Так маленькая, рассерженная, колючеволосая девочка, которой кажется что её никто не понимает, и которая чувствует себя от этого глубоко несчастной, убегает в свою комнату. Её попытаются уговорить, заставить признать часть своей вины, она знает, потому что когда идёшь на уступки, сложно расчитывать на примирение, если всю вину вынуждена брать на себя, только одна сторона. Нет, лучше закрыться в своей комнате, чем искать компромиссов с совестью, которые окажутся лишь почвой для новых конфликтов.
Часто, можно себя спросить - что общего у тебя с этими людьми, и разве не только волею обстоятельств мы вынуждены делить с ними один кров. И хоть это звучит дико, но разве не к ним имеем самые настоящие причины испытывать ненависть. Пусть девочка и не признаётся себе в этом, но мысли которые будут обседать её одну в маленькой комнате не развеют того мрака, и той удушливой атмосферы, в которой, кажется, можно задохнуться.
А в действительности, что у неё с ними общего? Один - несусветный дурак, неизвестно как цепляющийся за жизнь, с которой при любом другом раскладе, давно уже должен был расстаться. И у которого стаёт идиотизма, гордиться этим. Брат - настолько убогий духовно и жестокосердный, что кажется его не волнует ничего кроме собственного я. Мать, к которой испытываешь чувства настолько смешанные, что среди них уже трудно различить любовь. Быть может она есть, должна быть, за всё то хорошее, что она делает для своей дочери, но за это скорее будешь испытывать благодарность. Вместе с тем, своими жизненными взглядами, и иногда даже откровенными обидами, вызывает такую искреннюю досаду, смешанную с огорчением, что это не может не выразиться, в почти непреодолимом к ней презрении.
Едва ли, можно взять на себя смелость, заявив, в своём сознании, об этом открыто, но подобные чувства не всегда требуют осмысления, чтобы распознать их. Разъедая потихоньку доверие к себе. Ведь, когда заглядывая в себя, видишь вместо непреложных истин, только сомнения, или вовсе то чему там быть не следует, откуда оно может взяться.
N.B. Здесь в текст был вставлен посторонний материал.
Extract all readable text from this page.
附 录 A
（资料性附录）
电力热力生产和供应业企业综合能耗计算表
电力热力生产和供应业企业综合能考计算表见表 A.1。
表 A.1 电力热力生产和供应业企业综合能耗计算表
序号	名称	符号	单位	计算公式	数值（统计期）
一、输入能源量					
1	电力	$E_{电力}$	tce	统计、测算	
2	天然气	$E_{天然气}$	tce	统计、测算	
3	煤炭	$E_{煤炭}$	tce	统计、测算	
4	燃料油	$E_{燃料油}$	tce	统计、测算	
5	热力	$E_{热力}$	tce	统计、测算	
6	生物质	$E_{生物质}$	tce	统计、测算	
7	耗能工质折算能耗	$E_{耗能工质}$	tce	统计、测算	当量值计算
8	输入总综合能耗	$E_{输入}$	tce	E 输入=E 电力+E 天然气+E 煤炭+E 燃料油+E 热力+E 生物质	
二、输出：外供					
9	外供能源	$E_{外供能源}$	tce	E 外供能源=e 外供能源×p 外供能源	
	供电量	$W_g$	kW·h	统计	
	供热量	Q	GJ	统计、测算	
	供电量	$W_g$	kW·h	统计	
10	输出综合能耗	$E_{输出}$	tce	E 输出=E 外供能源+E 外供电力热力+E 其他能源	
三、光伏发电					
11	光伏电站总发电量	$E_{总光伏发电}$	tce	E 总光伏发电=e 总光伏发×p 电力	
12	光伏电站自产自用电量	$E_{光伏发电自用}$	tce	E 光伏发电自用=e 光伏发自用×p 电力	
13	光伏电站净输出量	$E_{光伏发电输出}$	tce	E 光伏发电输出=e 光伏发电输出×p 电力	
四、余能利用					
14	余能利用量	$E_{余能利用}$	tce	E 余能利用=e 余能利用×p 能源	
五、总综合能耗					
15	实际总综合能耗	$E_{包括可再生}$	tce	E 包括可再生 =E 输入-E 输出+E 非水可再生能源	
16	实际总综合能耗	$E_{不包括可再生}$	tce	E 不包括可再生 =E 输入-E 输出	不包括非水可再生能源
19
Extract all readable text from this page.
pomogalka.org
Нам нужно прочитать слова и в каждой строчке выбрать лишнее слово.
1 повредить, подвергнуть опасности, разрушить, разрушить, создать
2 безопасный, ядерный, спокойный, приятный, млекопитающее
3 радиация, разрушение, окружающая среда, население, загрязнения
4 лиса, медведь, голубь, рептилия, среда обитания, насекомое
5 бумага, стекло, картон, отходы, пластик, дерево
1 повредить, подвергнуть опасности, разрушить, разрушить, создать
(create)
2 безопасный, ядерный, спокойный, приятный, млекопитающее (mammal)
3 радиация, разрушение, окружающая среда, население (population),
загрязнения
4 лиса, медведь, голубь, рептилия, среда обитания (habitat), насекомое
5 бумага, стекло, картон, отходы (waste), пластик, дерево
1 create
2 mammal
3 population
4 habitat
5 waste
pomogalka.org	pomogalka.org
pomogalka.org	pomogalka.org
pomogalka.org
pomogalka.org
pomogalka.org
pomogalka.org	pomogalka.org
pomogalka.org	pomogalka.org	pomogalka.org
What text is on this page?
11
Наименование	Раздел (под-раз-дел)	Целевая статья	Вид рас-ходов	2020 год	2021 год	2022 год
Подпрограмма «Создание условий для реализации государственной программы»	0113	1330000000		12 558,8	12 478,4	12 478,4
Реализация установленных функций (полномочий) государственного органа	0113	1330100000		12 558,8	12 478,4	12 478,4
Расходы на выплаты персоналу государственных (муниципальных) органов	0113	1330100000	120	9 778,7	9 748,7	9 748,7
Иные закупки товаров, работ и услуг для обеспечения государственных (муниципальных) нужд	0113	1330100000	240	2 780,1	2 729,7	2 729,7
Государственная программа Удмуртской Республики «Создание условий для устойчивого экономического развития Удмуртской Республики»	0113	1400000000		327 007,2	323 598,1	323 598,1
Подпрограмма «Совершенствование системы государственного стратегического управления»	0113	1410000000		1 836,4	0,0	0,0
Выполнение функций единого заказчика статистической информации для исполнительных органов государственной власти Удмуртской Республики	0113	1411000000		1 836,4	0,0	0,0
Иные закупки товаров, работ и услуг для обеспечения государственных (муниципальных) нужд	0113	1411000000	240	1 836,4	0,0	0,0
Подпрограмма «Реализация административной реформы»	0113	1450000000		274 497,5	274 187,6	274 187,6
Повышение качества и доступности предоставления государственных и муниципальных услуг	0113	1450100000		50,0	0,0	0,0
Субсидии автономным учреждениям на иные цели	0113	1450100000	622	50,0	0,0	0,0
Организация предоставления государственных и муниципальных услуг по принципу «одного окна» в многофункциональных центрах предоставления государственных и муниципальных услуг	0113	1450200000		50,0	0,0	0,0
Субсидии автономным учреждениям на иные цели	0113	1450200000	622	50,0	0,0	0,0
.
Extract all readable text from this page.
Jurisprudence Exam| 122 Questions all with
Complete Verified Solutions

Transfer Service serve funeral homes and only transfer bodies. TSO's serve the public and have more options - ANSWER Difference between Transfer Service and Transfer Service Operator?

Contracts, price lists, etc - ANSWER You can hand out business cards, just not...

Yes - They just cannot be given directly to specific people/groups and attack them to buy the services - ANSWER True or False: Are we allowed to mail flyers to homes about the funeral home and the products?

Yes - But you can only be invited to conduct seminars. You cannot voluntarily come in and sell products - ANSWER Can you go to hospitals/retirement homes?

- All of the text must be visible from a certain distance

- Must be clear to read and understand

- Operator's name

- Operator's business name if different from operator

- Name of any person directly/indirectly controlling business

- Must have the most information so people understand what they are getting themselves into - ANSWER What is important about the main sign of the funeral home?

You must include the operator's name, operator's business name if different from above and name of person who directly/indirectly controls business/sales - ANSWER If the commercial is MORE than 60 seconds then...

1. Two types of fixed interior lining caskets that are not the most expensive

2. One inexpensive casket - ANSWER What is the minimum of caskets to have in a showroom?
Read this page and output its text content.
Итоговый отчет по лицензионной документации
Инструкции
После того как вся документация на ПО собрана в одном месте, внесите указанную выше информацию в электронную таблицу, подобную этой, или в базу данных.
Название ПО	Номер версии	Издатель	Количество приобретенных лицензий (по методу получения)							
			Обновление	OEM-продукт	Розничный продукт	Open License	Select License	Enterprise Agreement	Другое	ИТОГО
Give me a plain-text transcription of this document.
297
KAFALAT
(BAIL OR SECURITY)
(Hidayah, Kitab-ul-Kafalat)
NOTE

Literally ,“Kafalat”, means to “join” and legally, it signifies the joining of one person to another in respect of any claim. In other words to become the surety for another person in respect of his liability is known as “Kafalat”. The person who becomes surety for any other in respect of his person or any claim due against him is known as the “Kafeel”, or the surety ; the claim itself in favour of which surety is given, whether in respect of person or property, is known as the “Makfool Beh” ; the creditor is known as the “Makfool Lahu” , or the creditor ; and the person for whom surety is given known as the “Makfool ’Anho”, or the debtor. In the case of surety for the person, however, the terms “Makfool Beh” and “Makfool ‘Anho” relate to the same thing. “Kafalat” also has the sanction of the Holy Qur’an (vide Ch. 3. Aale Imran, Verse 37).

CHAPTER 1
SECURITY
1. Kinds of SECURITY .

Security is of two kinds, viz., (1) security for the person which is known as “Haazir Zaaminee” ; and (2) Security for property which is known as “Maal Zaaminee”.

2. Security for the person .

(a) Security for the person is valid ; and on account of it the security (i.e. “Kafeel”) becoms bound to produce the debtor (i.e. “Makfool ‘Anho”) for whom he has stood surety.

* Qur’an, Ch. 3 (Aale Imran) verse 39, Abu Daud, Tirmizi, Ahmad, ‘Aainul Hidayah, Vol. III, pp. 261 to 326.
Как ни анализируй, но они были и останутся семейкой филистеров. Странно себе в таком признаваться, но в сущности они только позорят её своим существованием, хотя конечно избавляют от массы проблем на бытовом уровне. И если кого и имеет право ненавидеть, то это свою семью. Но кажется если только произнести эту мысль, дать ей сформироваться, то случиться нечто непоправимое, а её саму ждут ужасные наказания за тяжкие грехи. Всё это тем более удивительно, если учесть, что она уже давно отбросила шаблонную христианскую мораль и привыкла пользоваться в этих делах исключительно здравым смыслом. Но такие, пускай и отжившие стереотипы, чрезвычайно живучи в человеческом сознании, кто знает почему? Во имя чего она должна страдать, сдерживая эти глубинные порывы, каких идиотских принципов?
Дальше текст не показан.